Migrate Graph Service Implementation to Elasticsearch
We currently support either Elasticsearch or Neo4j as backend implementations for the graph service. We recommend Elasticsearch for those looking for a lighter deployment or do not want to manage a Neo4j database. If you started using Neo4j as your graph service backend, here is how you can migrate to Elasticsearch.
Docker-compose
If you are running your instance through docker locally, you will want to spin up your Datahub instance with elasticsearch as the backend. On a clean start, this happens by default. However, if you've written data to Neo4j you need to explicitly ask DataHub to start in Elastic mode.
datahub docker quickstart --graph-service-impl=elasticsearch
Next, run the following command from root to rebuild your graph index.
./docker/datahub-upgrade/datahub-upgrade.sh -u RestoreIndices
After this command completes, you should be migrated. Open up the DataHub UI and verify your relationships are visible.

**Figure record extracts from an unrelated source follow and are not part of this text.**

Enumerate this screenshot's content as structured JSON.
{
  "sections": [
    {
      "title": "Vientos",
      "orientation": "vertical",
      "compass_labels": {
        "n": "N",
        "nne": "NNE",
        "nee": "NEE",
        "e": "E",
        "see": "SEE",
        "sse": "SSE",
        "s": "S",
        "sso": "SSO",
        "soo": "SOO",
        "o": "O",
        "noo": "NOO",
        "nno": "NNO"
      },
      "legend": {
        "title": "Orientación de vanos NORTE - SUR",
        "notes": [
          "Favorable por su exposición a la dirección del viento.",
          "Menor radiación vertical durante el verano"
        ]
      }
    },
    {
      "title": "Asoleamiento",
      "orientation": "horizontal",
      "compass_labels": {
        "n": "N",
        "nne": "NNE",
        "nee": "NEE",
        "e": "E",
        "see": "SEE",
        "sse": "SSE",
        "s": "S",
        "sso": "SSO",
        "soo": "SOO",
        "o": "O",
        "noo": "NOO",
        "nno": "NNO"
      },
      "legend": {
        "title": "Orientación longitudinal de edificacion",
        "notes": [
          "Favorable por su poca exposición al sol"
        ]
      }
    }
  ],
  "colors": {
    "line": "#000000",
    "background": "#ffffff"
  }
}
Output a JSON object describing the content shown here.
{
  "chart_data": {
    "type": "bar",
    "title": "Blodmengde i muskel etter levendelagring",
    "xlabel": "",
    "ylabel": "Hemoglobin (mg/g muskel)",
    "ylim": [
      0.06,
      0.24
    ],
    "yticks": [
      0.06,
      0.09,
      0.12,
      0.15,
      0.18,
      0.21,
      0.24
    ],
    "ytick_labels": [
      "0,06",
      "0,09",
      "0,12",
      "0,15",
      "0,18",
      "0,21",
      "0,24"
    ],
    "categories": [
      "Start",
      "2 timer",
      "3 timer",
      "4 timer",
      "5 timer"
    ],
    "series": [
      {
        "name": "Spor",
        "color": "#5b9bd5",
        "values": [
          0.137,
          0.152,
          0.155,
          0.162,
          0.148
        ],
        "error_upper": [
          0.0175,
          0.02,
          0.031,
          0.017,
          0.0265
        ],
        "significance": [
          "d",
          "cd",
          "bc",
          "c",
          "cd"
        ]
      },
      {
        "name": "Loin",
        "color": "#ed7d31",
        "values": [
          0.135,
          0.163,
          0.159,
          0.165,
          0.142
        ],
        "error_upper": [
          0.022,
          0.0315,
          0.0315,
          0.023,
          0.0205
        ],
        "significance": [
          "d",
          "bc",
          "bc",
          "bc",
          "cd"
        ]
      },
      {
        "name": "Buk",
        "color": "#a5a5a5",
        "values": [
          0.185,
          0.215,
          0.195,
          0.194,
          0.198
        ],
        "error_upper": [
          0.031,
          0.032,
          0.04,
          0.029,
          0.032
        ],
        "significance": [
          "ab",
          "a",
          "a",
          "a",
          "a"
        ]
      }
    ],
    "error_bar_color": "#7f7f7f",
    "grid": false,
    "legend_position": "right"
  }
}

Once you confirm the migration is successful, you must remove your neo4j volume by running
docker volume rm datahub_neo4jdata
This prevents your DataHub instance from coming up in neo4j mode in the future.
Helm
First, adjust your helm variables to turn off neo4j and set your graph_service_impl to elasticsearch.
To turn off neo4j in your prerequisites file, set neo4j-community
's enabled
property to false
in this values.yaml.
Then, set graph_service_impl
to elasticsearch
in the
values.yaml of datahub.
See the deployment helm guide for more details on how to set up your helm deployment.
Finally, follow the restore-indices helm guide to re-build your graph index.
Once the job completes, your data will be migrated.